Some people shudder when they hear the word “activist,” perhaps picturing extreme examples often seen in mass media. But Liz Canfield sees it differently, she says: “Activism for me is the consistent, persistent and loving way that folks make their communities — and by extension perhaps, the larger world — better places for everyone to live.”
The activist and educator is quick to remind folks that talking about change isn’t always enough. “I think that direct action is necessary sometimes,” Canfield says. “We wouldn’t have the 40-hour workweek or civil rights without direct action and activism. People forget about that.”
Canfield is vigorously committed to bettering the community she loves. When she isn’t teaching at Virginia Commonwealth University, she’s involved with a number of campus programs, including the Equity and Diversity Committee and Safe Zone workshops designed to combat homophobia and heterosexism by training faculty and staff.

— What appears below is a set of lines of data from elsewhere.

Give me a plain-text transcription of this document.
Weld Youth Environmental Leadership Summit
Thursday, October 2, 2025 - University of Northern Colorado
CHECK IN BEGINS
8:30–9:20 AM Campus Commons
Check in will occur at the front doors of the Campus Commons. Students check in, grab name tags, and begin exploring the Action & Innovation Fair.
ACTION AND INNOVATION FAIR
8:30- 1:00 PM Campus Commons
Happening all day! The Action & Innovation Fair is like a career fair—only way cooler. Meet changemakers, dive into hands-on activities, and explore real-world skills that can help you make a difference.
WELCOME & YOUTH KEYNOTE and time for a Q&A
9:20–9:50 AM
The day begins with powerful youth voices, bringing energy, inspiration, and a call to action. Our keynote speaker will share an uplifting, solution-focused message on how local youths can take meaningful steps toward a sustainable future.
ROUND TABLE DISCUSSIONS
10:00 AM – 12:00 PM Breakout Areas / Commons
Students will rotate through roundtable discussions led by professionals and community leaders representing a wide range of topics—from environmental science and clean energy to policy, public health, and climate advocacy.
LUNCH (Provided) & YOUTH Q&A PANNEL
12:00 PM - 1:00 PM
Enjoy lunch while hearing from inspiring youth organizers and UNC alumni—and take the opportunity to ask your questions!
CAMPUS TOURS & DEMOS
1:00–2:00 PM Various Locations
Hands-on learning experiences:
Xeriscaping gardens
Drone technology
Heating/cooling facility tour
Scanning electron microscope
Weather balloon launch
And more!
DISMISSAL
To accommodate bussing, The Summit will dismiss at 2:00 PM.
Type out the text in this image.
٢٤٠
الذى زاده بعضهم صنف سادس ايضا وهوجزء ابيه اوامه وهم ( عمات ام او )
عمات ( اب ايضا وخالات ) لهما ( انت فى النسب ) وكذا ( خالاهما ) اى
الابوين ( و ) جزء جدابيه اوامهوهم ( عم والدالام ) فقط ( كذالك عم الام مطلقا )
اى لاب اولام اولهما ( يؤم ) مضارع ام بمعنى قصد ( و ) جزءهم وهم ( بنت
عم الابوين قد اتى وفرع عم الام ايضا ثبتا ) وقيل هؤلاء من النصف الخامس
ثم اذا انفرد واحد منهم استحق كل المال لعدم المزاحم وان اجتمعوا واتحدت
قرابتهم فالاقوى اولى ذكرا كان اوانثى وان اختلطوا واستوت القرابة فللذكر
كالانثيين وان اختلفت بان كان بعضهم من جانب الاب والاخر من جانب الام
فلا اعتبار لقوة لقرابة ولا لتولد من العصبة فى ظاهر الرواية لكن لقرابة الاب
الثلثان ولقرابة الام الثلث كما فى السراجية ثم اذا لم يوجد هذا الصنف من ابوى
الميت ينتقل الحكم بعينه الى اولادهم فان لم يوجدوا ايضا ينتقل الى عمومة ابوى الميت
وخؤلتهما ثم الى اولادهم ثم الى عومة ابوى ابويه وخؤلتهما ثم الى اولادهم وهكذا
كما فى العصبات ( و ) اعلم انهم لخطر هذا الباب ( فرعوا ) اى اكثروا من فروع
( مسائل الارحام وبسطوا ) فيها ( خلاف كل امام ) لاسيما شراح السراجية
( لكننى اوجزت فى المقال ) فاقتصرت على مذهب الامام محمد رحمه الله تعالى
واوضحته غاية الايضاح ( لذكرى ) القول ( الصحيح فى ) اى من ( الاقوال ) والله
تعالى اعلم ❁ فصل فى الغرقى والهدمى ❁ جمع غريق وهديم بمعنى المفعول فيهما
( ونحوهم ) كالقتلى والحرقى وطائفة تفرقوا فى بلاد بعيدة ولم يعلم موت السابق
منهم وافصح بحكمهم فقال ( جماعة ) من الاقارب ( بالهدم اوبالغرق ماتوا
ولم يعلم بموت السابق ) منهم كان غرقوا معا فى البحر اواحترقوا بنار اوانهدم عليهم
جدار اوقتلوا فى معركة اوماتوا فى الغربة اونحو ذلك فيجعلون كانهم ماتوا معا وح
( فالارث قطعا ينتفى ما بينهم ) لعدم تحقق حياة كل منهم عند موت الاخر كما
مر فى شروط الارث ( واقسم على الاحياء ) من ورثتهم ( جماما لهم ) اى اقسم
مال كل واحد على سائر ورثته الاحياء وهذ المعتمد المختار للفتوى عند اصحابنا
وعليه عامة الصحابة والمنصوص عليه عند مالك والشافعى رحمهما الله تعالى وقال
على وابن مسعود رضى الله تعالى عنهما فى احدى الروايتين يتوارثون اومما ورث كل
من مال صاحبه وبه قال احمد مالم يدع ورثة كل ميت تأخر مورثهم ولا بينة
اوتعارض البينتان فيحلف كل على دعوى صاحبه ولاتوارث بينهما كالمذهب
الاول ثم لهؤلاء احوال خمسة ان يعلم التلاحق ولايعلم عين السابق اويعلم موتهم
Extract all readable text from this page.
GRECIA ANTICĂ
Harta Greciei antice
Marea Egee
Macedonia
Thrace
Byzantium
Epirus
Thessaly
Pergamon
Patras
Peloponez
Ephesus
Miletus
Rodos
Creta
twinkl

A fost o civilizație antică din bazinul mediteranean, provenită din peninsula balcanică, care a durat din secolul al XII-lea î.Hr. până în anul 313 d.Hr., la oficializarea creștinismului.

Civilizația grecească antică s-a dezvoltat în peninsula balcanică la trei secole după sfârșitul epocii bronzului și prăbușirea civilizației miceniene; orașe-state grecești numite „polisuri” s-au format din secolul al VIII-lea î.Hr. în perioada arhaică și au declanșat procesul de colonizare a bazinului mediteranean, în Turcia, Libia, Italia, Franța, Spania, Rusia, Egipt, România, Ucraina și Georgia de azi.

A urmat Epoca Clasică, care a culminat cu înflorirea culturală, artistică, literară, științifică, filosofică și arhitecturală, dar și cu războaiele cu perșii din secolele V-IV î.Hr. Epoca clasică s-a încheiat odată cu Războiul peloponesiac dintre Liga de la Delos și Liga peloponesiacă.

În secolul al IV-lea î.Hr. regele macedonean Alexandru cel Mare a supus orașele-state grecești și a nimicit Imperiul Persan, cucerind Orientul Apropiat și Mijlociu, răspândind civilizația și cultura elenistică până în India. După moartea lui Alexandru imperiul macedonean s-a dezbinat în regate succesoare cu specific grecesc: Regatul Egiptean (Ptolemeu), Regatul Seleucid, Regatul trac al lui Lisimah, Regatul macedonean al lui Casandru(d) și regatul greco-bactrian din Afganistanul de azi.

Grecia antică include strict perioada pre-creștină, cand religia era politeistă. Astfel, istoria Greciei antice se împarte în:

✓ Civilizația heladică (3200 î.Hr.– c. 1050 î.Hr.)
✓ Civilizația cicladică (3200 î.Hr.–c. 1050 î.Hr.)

Canfield also volunteers with the Richmond Peace Education Center, Art 180 and Girls Rock RVA, among others. For the past five years, she’s leveraged her creative genius to organize the Richmond ’Zine Fest and curate the Von Gribley Reading Series at Chop Suey Books.
“I see the struggle for social justice as intersectional,” Canfield says. “I try to make my work reflect that. I also see art, activism, and the pursuit of knowledge as thoroughly integrated, so my classes and community work often show that integration.”
Canfield says she believes in the power of incremental change and encourages communities to take care of each other. “It is the small scale change that keeps folks going,” she says. “I think many folks don’t try because they think they can’t do it, but they can. We gotta start with ourselves, our own neighborhoods and communities.”